How to stop regex matchingbefore a special character

51 views Asked by At

I'm trying to work around regex using python and I'm cleaning a dataset. Below is the sample.

Player
DG Bradman (AUS)
HC Brook (ENG)

I am trying to use regex to split the player name and the country. I am aware of the fact that we can use str.split but i would like to see if there is a possibility of using regex in achieving it.

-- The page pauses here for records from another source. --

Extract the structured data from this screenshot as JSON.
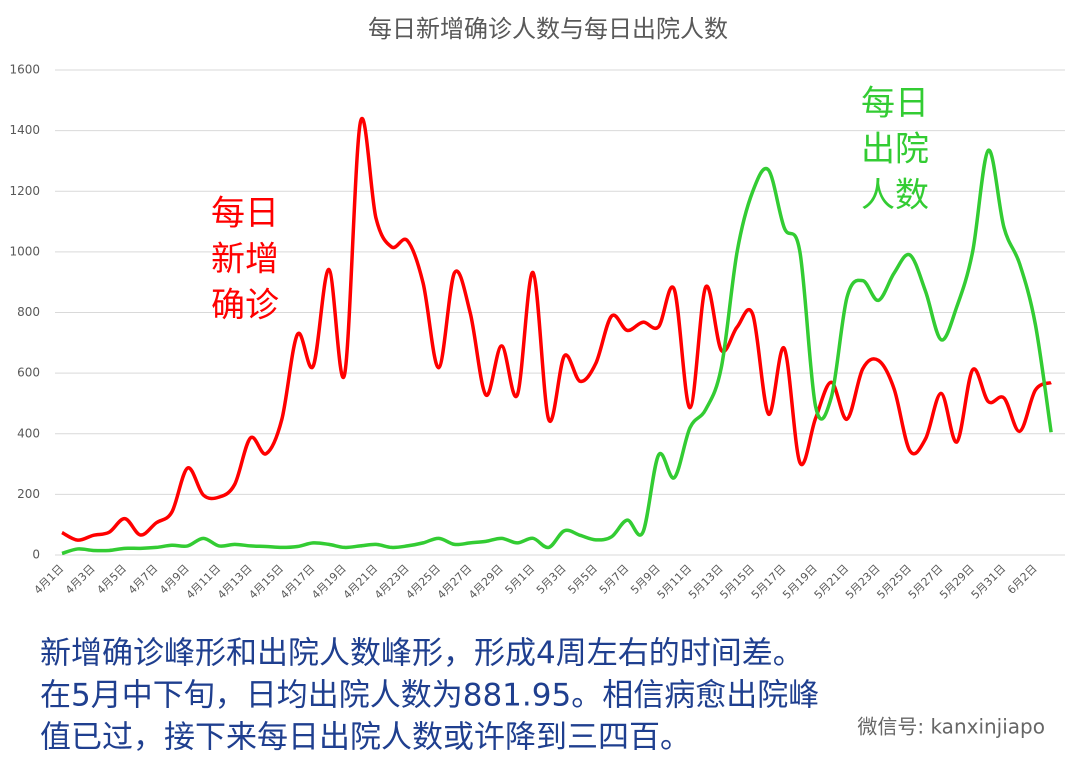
{
  "chart_data": {
    "type": "line",
    "title": "每日新增确诊人数与每日出院人数",
    "categories": [
      "4月1日",
      null,
      "4月3日",
      null,
      "4月5日",
      null,
      "4月7日",
      null,
      "4月9日",
      null,
      "4月11日",
      null,
      "4月13日",
      null,
      "4月15日",
      null,
      "4月17日",
      null,
      "4月19日",
      null,
      "4月21日",
      null,
      "4月23日",
      null,
      "4月25日",
      null,
      "4月27日",
      null,
      "4月29日",
      null,
      "5月1日",
      null,
      "5月3日",
      null,
      "5月5日",
      null,
      "5月7日",
      null,
      "5月9日",
      null,
      "5月11日",
      null,
      "5月13日",
      null,
      "5月15日",
      null,
      "5月17日",
      null,
      "5月19日",
      null,
      "5月21日",
      null,
      "5月23日",
      null,
      "5月25日",
      null,
      "5月27日",
      null,
      "5月29日",
      null,
      "5月31日",
      null,
      "6月2日",
      null
    ],
    "series": [
      {
        "name": "每日新增确诊",
        "color": "#ff0000",
        "values": [
          74,
          49,
          65,
          75,
          120,
          66,
          106,
          142,
          287,
          198,
          191,
          233,
          386,
          334,
          447,
          728,
          623,
          942,
          596,
          1426,
          1111,
          1016,
          1037,
          897,
          618,
          931,
          799,
          528,
          690,
          528,
          932,
          447,
          657,
          573,
          632,
          788,
          741,
          768,
          753,
          876,
          486,
          884,
          675,
          752,
          793,
          465,
          682,
          305,
          451,
          570,
          448,
          614,
          642,
          548,
          344,
          383,
          533,
          373,
          611,
          506,
          518,
          408,
          544,
          569
        ]
      },
      {
        "name": "每日出院人数",
        "color": "#33cc33",
        "values": [
          5,
          20,
          15,
          15,
          22,
          22,
          25,
          32,
          30,
          55,
          30,
          35,
          30,
          28,
          25,
          28,
          40,
          35,
          25,
          30,
          35,
          25,
          30,
          40,
          55,
          35,
          40,
          45,
          55,
          40,
          55,
          25,
          80,
          65,
          50,
          60,
          115,
          75,
          330,
          255,
          420,
          480,
          620,
          1000,
          1200,
          1270,
          1080,
          1000,
          490,
          520,
          850,
          905,
          840,
          930,
          990,
          870,
          710,
          820,
          1000,
          1335,
          1080,
          960,
          760,
          405
        ]
      }
    ],
    "ylim": [
      0,
      1600
    ],
    "yticks": [
      0,
      200,
      400,
      600,
      800,
      1000,
      1200,
      1400,
      1600
    ],
    "grid": true,
    "annotations": [
      {
        "lines": [
          "每日",
          "新增",
          "确诊"
        ],
        "color": "#ff0000"
      },
      {
        "lines": [
          "每日",
          "出院",
          "人数"
        ],
        "color": "#33cc33"
      }
    ]
  },
  "caption": [
    "新增确诊峰形和出院人数峰形，形成4周左右的时间差。",
    "在5月中下旬，日均出院人数为881.95。相信病愈出院峰",
    "值已过，接下来每日出院人数或许降到三四百。"
  ],
  "wechat": "微信号: kanxinjiapo"
}
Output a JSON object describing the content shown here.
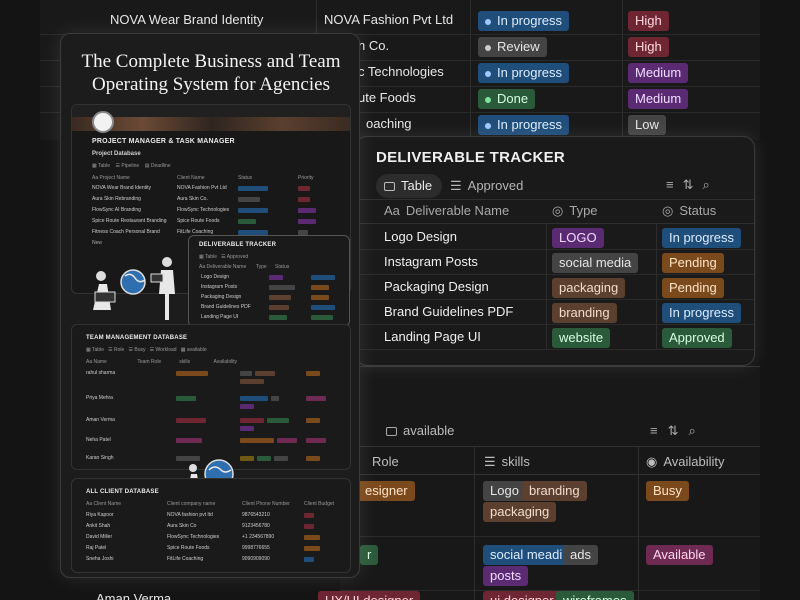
{
  "background_table": {
    "rows": [
      {
        "name": "NOVA Wear Brand Identity",
        "client": "NOVA Fashion Pvt Ltd",
        "status": "In progress",
        "priority": "High"
      },
      {
        "name": "",
        "client": "n Co.",
        "status": "Review",
        "priority": "High"
      },
      {
        "name": "",
        "client": "c Technologies",
        "status": "In progress",
        "priority": "Medium"
      },
      {
        "name": "",
        "client": "ute Foods",
        "status": "Done",
        "priority": "Medium"
      },
      {
        "name": "",
        "client": "oaching",
        "status": "In progress",
        "priority": "Low"
      }
    ]
  },
  "promo": {
    "title_line1": "The Complete Business and Team",
    "title_line2": "Operating System for Agencies",
    "project_header": "PROJECT MANAGER & TASK MANAGER",
    "project_db": "Project Database",
    "deliverable_mini_title": "DELIVERABLE TRACKER",
    "team_title": "TEAM MANAGEMENT DATABASE",
    "client_title": "ALL CLIENT DATABASE",
    "team_tabs": [
      "Table",
      "Role",
      "Busy",
      "Workload",
      "available"
    ],
    "project_rows": [
      {
        "name": "NOVA Wear Brand Identity",
        "client": "NOVA Fashion Pvt Ltd",
        "status": "In progress",
        "priority": "High"
      },
      {
        "name": "Aura Skin Rebranding",
        "client": "Aura Skin Co.",
        "status": "Review",
        "priority": "High"
      },
      {
        "name": "FlowSync AI Branding",
        "client": "FlowSync Technologies",
        "status": "In progress",
        "priority": "Medium"
      },
      {
        "name": "Spice Route Restaurant Branding",
        "client": "Spice Route Foods",
        "status": "Done",
        "priority": "Medium"
      },
      {
        "name": "Fitness Coach Personal Brand",
        "client": "FitLife Coaching",
        "status": "In progress",
        "priority": "Low"
      },
      {
        "name": "New",
        "client": "",
        "status": "",
        "priority": ""
      }
    ],
    "team_rows": [
      {
        "name": "rahul sharma",
        "role": "Brand designer"
      },
      {
        "name": "Priya Mehra",
        "role": "Designer"
      },
      {
        "name": "Aman Verma",
        "role": "UI/UX designer"
      },
      {
        "name": "Neha Patel",
        "role": "copywriter"
      },
      {
        "name": "Karan Singh",
        "role": "videoeditor"
      }
    ],
    "client_rows": [
      {
        "name": "Riya Kapoor",
        "company": "NOVA fashion pvt ltd",
        "phone": "9876543210",
        "budget": "high"
      },
      {
        "name": "Ankit Shah",
        "company": "Aura Skin Co",
        "phone": "9123456780",
        "budget": "high"
      },
      {
        "name": "David Miller",
        "company": "FlowSync Technologies",
        "phone": "+1 234567890",
        "budget": "medium"
      },
      {
        "name": "Raj Patel",
        "company": "Spice Route Foods",
        "phone": "9998776655",
        "budget": "medium"
      },
      {
        "name": "Sneha Joshi",
        "company": "FitLife Coaching",
        "phone": "9090909090",
        "budget": "low"
      }
    ]
  },
  "deliverable_tracker": {
    "title": "DELIVERABLE TRACKER",
    "tabs": [
      "Table",
      "Approved"
    ],
    "columns": [
      "Deliverable Name",
      "Type",
      "Status"
    ],
    "rows": [
      {
        "name": "Logo Design",
        "type": "LOGO",
        "status": "In progress"
      },
      {
        "name": "Instagram Posts",
        "type": "social media",
        "status": "Pending"
      },
      {
        "name": "Packaging Design",
        "type": "packaging",
        "status": "Pending"
      },
      {
        "name": "Brand Guidelines PDF",
        "type": "branding",
        "status": "In progress"
      },
      {
        "name": "Landing Page UI",
        "type": "website",
        "status": "Approved"
      }
    ]
  },
  "team_table": {
    "view_tab": "available",
    "columns": [
      "Role",
      "skills",
      "Availability"
    ],
    "rows": [
      {
        "role": "esigner",
        "skills": [
          "Logo",
          "branding",
          "packaging"
        ],
        "availability": "Busy"
      },
      {
        "role": "r",
        "skills": [
          "social meadi",
          "ads",
          "posts"
        ],
        "availability": "Available"
      },
      {
        "name": "Aman Verma",
        "role": "UX/UI designer",
        "skills": [
          "ui designer",
          "wireframes"
        ],
        "availability": ""
      }
    ]
  },
  "colors": {
    "background": "#141414",
    "panel": "#1b1b1b",
    "blue_tag": "#1f4e7a",
    "red_tag": "#6e2633",
    "green_tag": "#2b5a3a",
    "orange_tag": "#7a4a1d",
    "purple_tag": "#5a2b73"
  }
}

Country=Player_column.str.extract(r"(\B\(.+)")
Player=Player_column.str.extract(r"([^a-z]\$(.)")
df['Country'] = Country
df['Player'] = Player
df

So I was able to figure out to extract the part within the brackets (Country name) but I'm not able to understand how to extract the player information alone. Could someone help me with this pls?

2

There are 2 answers

0
jmcgriz On BEST ANSWER

If all of the lines match that format, you can extract the 3 data points with a small regex: [^ )(]+

That will return each sequence of characters that doesn't contain a space or parenthesis, so in this example you'd get ['DG', 'Bradman', 'AUS'] back

import re

inputstring = "DG Bradman (AUS)"

print(re.findall("[^ )(]+", inputstring))
0
Wiktor Stribiżew On

You can use

df[['Player', 'Country']] = df['Player'].str.extract(r'^(.*?)\s*\(([^()]*)\)')

See the regex demo. Mind the two capturing groups, there are necessary to populate the two column values with str.Series.extract.

Details

  • ^ - start of string
  • (.*?) - Group 1: any zero or more chars other than line break chars as few as possible (the *? lazy quantifier is used to let \s* consume all possible whitespaces later)
  • \s* - zero or more whitespaces
  • \( - a ( char
  • ([^()]*) - Group 2: any zero or more chars other than ( and )
  • \) - a ) char.